Facebook’s Newest Venture: Sex Trafficking
Facebook Continues to Make Bad Headlines
Cristal M Clark
Facebook hasn’t been one to really give a shit the past few years about any of its data leaks, tracking users without permission, allowing the spread of misinformation, and now not surprising sex trafficking.
No, you didn’t read that wrong, facebook according to a newly released report published by the Human Trafficking Institute is the most commonly used social media platform for human sex trafficking recruitment in the US.
Bravo Mark Zuckerberg, bra-fucking-vo, Mark.
Facebook was the most common platform for child recruitment, with the report noting that “65% of child victims recruited on social media were recruited through Facebook.” That is over half of the online recruitment effort, over half!
Facebook, by the way, is not really all that popular with teens, while roughly 70% of American adults frequent the site, it is not the favored platform among teens.

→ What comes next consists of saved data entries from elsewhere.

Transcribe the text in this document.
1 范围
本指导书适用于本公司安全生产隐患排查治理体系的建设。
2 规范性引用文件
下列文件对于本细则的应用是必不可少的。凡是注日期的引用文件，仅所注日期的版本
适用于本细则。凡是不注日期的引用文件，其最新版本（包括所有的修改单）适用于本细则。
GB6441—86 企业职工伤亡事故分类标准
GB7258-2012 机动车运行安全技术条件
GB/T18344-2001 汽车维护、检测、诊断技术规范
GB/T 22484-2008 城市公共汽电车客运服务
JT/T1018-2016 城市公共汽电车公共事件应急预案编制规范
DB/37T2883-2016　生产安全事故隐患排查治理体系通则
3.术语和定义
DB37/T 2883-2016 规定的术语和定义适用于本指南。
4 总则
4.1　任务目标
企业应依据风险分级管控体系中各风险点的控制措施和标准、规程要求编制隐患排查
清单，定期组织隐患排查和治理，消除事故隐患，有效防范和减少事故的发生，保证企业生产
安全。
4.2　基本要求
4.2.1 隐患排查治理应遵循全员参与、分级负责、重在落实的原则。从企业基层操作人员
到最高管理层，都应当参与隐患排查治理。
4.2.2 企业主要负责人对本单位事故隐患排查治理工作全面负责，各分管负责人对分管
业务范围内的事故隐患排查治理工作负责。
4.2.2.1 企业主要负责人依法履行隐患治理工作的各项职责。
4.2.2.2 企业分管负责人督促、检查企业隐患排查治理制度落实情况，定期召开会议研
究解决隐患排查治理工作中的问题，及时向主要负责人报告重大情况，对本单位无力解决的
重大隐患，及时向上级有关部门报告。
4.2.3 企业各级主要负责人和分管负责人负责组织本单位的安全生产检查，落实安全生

Roughly 51% of teems used the network, while YouTube, Instagram, and Snapchat took the top spots in a 2018 survey. Yet, the report says, “Despite Facebook’s reputation as a less popular platform among teenagers, it was a more common platform for recruiting child victims than adult victims in 2020 active sex trafficking cases.”

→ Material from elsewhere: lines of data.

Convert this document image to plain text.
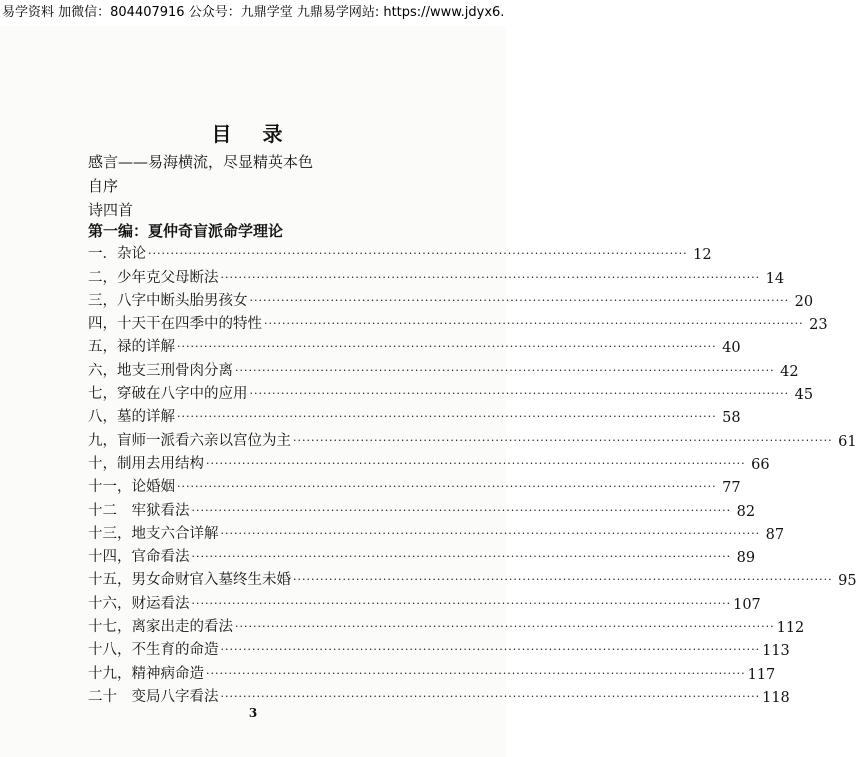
易学资料 加微信：804407916 公众号：九鼎学堂 九鼎易学网站: https://www.jdyx6.
目 录
感言——易海横流，尽显精英本色
自序
诗四首
第一编：夏仲奇盲派命学理论
一．杂论 ························································································································ 12
二，少年克父母断法 ························································································································ 14
三，八字中断头胎男孩女 ························································································································ 20
四，十天干在四季中的特性 ························································································································ 23
五，禄的详解 ························································································································ 40
六，地支三刑骨肉分离 ························································································································ 42
七，穿破在八字中的应用 ························································································································ 45
八，墓的详解 ························································································································ 58
九，盲师一派看六亲以宫位为主 ························································································································ 61
十，制用去用结构 ························································································································ 66
十一，论婚姻 ························································································································ 77
十二　牢狱看法 ························································································································ 82
十三，地支六合详解 ························································································································ 87
十四，官命看法 ························································································································ 89
十五，男女命财官入墓终生未婚 ························································································································ 95
十六，财运看法 ························································································································ 107
十七，离家出走的看法 ························································································································ 112
十八，不生育的命造 ························································································································ 113
十九，精神病命造 ························································································································ 117
二十　变局八字看法 ························································································································ 118
3
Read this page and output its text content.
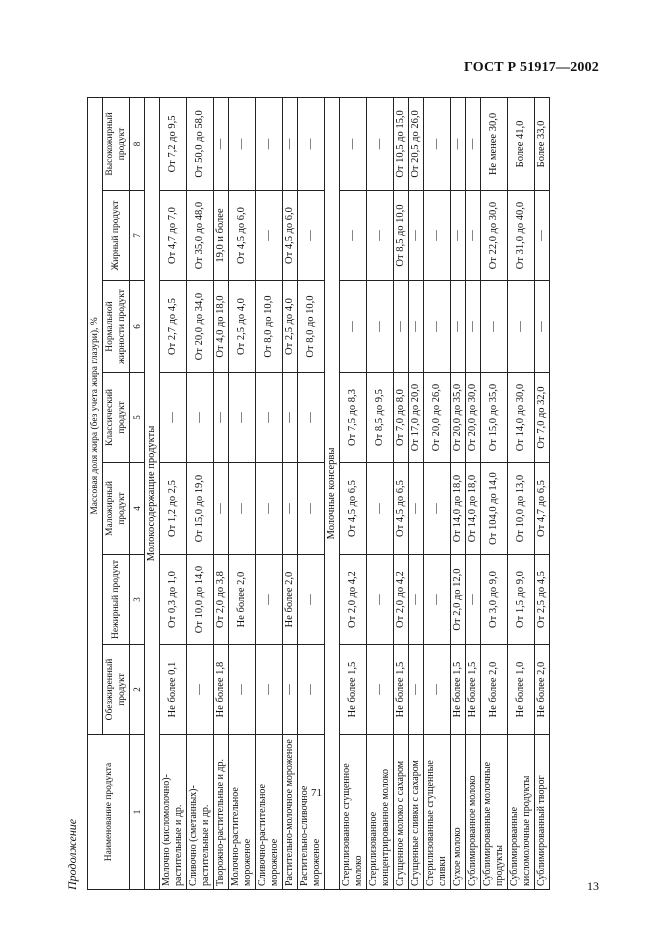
ГОСТ Р 51917—2002
Продолжение	Наименование продукта	Массовая доля жира (без учета жира глазури), %						
	Обезжиренный продукт	Нежирный продукт	Маложирный продукт	Классический продукт	Нормальной жирности продукт	Жирный продукт	Высокожирный продукт
1	2	3	4	5	6	7	8
Молокосодержащие продукты							
Молочно (кисломолочно)-растительные и др.	Не более 0,1	От 0,3 до 1,0	От 1,2 до 2,5	—	От 2,7 до 4,5	От 4,7 до 7,0	От 7,2 до 9,5
Сливочно (сметанных)-растительные и др.	—	От 10,0 до 14,0	От 15,0 до 19,0	—	От 20,0 до 34,0	От 35,0 до 48,0	От 50,0 до 58,0
Творожно-растительные и др.	Не более 1,8	От 2,0 до 3,8	—	—	От 4,0 до 18,0	19,0 и более	—
Молочно-растительное мороженое	—	Не более 2,0	—	—	От 2,5 до 4,0	От 4,5 до 6,0	—
Сливочно-растительное мороженое	—	—	—	—	От 8,0 до 10,0	—	—
Растительно-молочное мороженое	—	Не более 2,0	—	—	От 2,5 до 4,0	От 4,5 до 6,0	—
Растительно-сливочное мороженое	—	—	—	—	От 8,0 до 10,0	—	—
Молочные консервы							
Стерилизованное сгущенное молоко	Не более 1,5	От 2,0 до 4,2	От 4,5 до 6,5	От 7,5 до 8,3	—	—	—
Стерилизованное концентрированное молоко	—	—	—	От 8,5 до 9,5	—	—	—
Сгущенное молоко с сахаром	Не более 1,5	От 2,0 до 4,2	От 4,5 до 6,5	От 7,0 до 8,0	—	От 8,5 до 10,0	От 10,5 до 15,0
Сгущенные сливки с сахаром	—	—	—	От 17,0 до 20,0	—	—	От 20,5 до 26,0
Стерилизованные сгущенные сливки	—	—	—	От 20,0 до 26,0	—	—	—
Сухое молоко	Не более 1,5	От 2,0 до 12,0	От 14,0 до 18,0	От 20,0 до 35,0	—	—	—
Сублимированное молоко	Не более 1,5	—	От 14,0 до 18,0	От 20,0 до 30,0	—	—	—
Сублимированные молочные продукты	Не более 2,0	От 3,0 до 9,0	От 104,0 до 14,0	От 15,0 до 35,0	—	От 22,0 до 30,0	Не менее 30,0
Сублимированные кисломолочные продукты	Не более 1,0	От 1,5 до 9,0	От 10,0 до 13,0	От 14,0 до 30,0	—	От 31,0 до 40,0	Более 41,0
Сублимированный творог	Не более 2,0	От 2,5 до 4,5	От 4,7 до 6,5	От 7,0 до 32,0	—	—	Более 33,0
71
13
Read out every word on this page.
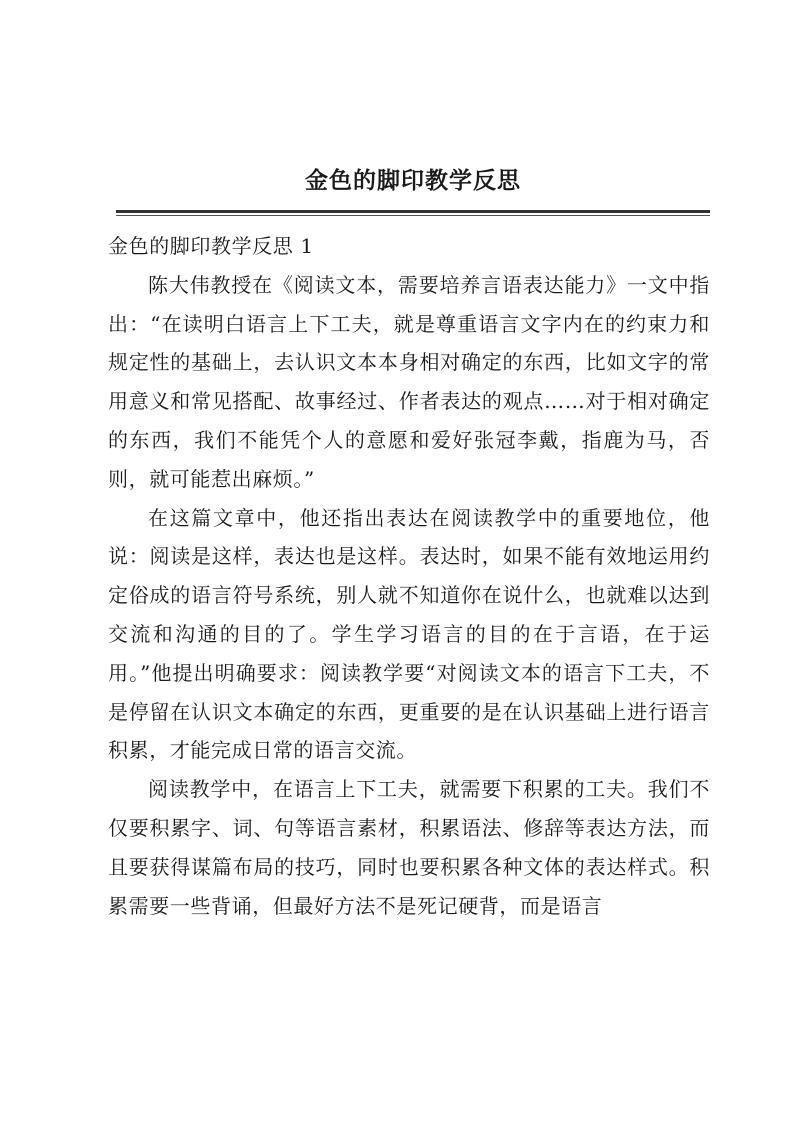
金色的脚印教学反思

金色的脚印教学反思 1

陈大伟教授在《阅读文本，需要培养言语表达能力》一文中指出：“在读明白语言上下工夫，就是尊重语言文字内在的约束力和规定性的基础上，去认识文本本身相对确定的东西，比如文字的常用意义和常见搭配、故事经过、作者表达的观点……对于相对确定的东西，我们不能凭个人的意愿和爱好张冠李戴，指鹿为马，否则，就可能惹出麻烦。”

在这篇文章中，他还指出表达在阅读教学中的重要地位，他说：阅读是这样，表达也是这样。表达时，如果不能有效地运用约定俗成的语言符号系统，别人就不知道你在说什么，也就难以达到交流和沟通的目的了。学生学习语言的目的在于言语，在于运用。”他提出明确要求：阅读教学要“对阅读文本的语言下工夫，不是停留在认识文本确定的东西，更重要的是在认识基础上进行语言积累，才能完成日常的语言交流。

阅读教学中，在语言上下工夫，就需要下积累的工夫。我们不仅要积累字、词、句等语言素材，积累语法、修辞等表达方法，而且要获得谋篇布局的技巧，同时也要积累各种文体的表达样式。积累需要一些背诵，但最好方法不是死记硬背，而是语言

Why is that? Because Facebook has some frighteningly lax rules, allows for rampant stalking, does very little to thwart obvious scams, phishing attempts, bots and the like. And, Facebook encourages users to share detailed intel about one’s life. I am sure you have all seen the posts, the shitty memes that ask seemingly innocent questions.
These bulishit memes are designed to obtain even more information about you, scammers and even sex traffickers utilize that information to steal your identity for the purpose of scamming banks and credit card companies out of money, some use it to stalk people and others, to sex traffic.

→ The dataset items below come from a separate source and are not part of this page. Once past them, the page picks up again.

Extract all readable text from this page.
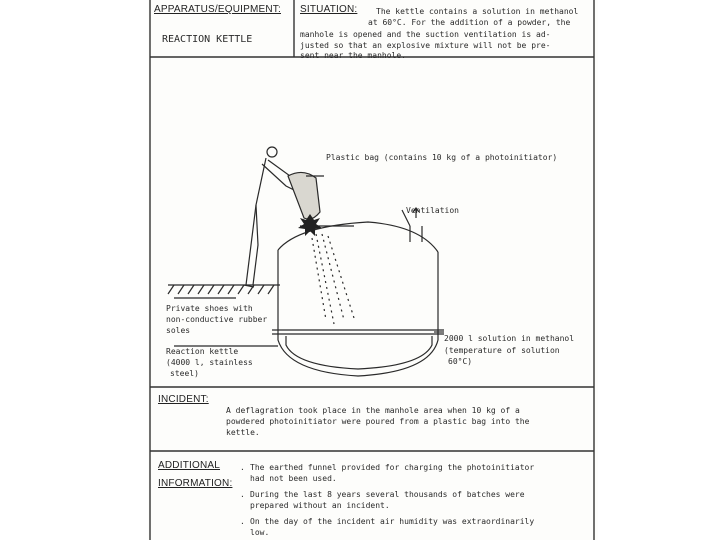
APPARATUS/EQUIPMENT:
REACTION KETTLE
SITUATION: The kettle contains a solution in methanol
at 60°C. For the addition of a powder, the
manhole is opened and the suction ventilation is ad-
justed so that an explosive mixture will not be pre-
sent near the manhole.
Plastic bag (contains 10 kg of a photoinitiator)
Ventilation
Private shoes with
non-conductive rubber
soles
Reaction kettle
(4000 l, stainless
steel)
2000 l solution in methanol
(temperature of solution
60°C)
INCIDENT:
A deflagration took place in the manhole area when 10 kg of a
powdered photoinitiator were poured from a plastic bag into the
kettle.
ADDITIONAL
INFORMATION:
. The earthed funnel provided for charging the photoinitiator
had not been used.
. During the last 8 years several thousands of batches were
prepared without an incident.
. On the day of the incident air humidity was extraordinarily
low.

The problem is not the users, the problem is the platform itself.
If the platform really cared at all about users it would in fact not allow for so much personal information to be shared and would in fact stop these bogus memes, questions tossed out to readers and the like.
The point is, users of the platform are simply and only the almighty dollar sign to Mark Zuckerberg and to the platform’s advertisers.
The clear and obvious answer here is that the platform should face strict regulation. I know people don’t like that, but none of you want your daughters sex trafficked so choose one or the other here. Telling kids not to do something is like trying to wrangle feral cats.
The platform either needs to be taken offline or it needs to be heavily regulated and held accountable for a change.